Hidradenitis suppurativa (HS) is a chronic skin condition causing painful abscesses, tunnels under the skin, and scarring, typically in the armpits, groin, buttocks, and under the breasts. It is severely underestimated by PIP assessors because they often do not understand how debilitating it is. The pain, the wound management, the inability to move normally, and the psychological impact all affect PIP activities significantly.
Which Activities Does HS Affect?
Preparing Food (Activity 1) – Abscesses under the arms make raising your arms to reach cupboards, stir pots, or lift pans agonising. Groin lesions make standing painful. If you cannot lift your arms or stand due to active flares, you cannot safely prepare food.
Washing and Bathing (Activity 4) – This is often the highest scoring activity for HS. Open wounds, draining abscesses, and extreme pain mean washing the affected areas is excruciating. Water hitting open lesions causes severe pain. You may need help cleaning and dressing wounds in areas you cannot reach. Bandaging after washing is time-consuming and may need assistance.
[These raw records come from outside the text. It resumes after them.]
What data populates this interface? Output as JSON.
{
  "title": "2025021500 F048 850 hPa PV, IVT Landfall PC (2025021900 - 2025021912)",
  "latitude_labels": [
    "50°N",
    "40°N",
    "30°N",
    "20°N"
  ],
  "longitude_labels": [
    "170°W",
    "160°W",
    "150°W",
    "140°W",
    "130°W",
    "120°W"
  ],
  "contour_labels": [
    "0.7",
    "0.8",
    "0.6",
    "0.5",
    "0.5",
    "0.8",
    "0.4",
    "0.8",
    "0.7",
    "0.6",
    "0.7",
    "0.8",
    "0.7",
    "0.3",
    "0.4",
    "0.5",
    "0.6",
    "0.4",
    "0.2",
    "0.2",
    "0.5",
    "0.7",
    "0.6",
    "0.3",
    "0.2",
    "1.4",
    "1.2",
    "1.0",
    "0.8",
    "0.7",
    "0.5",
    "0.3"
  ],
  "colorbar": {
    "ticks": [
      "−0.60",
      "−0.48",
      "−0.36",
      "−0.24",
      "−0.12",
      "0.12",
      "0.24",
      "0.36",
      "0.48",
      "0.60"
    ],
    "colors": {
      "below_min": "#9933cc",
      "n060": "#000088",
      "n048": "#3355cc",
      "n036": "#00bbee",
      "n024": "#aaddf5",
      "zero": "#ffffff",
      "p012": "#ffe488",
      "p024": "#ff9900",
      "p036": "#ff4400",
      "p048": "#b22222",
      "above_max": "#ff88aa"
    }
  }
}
Managing Toilet Needs (Activity 5) – Groin and buttock lesions make sitting on a toilet painful. Cleaning after using the toilet is painful and risks infection to open wounds. You may need aids or help.
Dressing and Undressing (Activity 6) – Clothing rubbing against active lesions causes severe pain. You may need special loose clothing, specific fabrics, or help getting dressed to avoid disturbing bandages and wounds. Raising arms for clothing is painful with axillary HS.
Managing Therapy (Activity 3) – HS requires extensive daily wound care, dressing changes (often multiple times per day), antibiotics, biologics (infusions or injections), pain medication, dermatology appointments, and surgery. If wound care takes more than 3.5 hours per week, which it often does, this scores 4+ points.
Engaging with People (Activity 9) – HS causes extreme embarrassment and shame. Draining wounds can leak through bandages and clothing. The smell from active lesions causes people to avoid social situations entirely. Depression and anxiety from living with HS are very common.
Moving Around (Activity 12) – Groin, buttock, and inner thigh lesions make walking extremely painful. Each step rubs against active wounds. How far can you walk before the pain forces you to stop?
What Evidence Helps?
- Dermatologist letters – with Hurley staging if available
- Surgical records – if you have had incision and drainage or excision surgery
- Photos of active flares – dated, showing the severity of lesions
- Wound care records – from district nurses if involved
- GP records – frequency of antibiotics, flares, appointments
- Mental health evidence – if depression or anxiety are co-existing
- Statement from someone who helps you – wound care assistance, daily support
Frequently Asked Questions
The assessor has never heard of HS. What do I do?
This is common. Bring printed information about HS and photos of your active flares. The more visual evidence you can provide, the harder it is for an assessor to underestimate it. A dermatologist letter explaining the condition and its functional impact is essential.
My HS flares up and down. How do I describe this?
Describe the pattern: how often flares happen, how long they last, how bad they get, and what you cannot do during a flare. If flares happen more than 50% of the time, or if active wounds are always present somewhere on your body, describe this clearly. Even between major flares, the pain from scarring, the risk of new lesions, and the daily wound care are ongoing.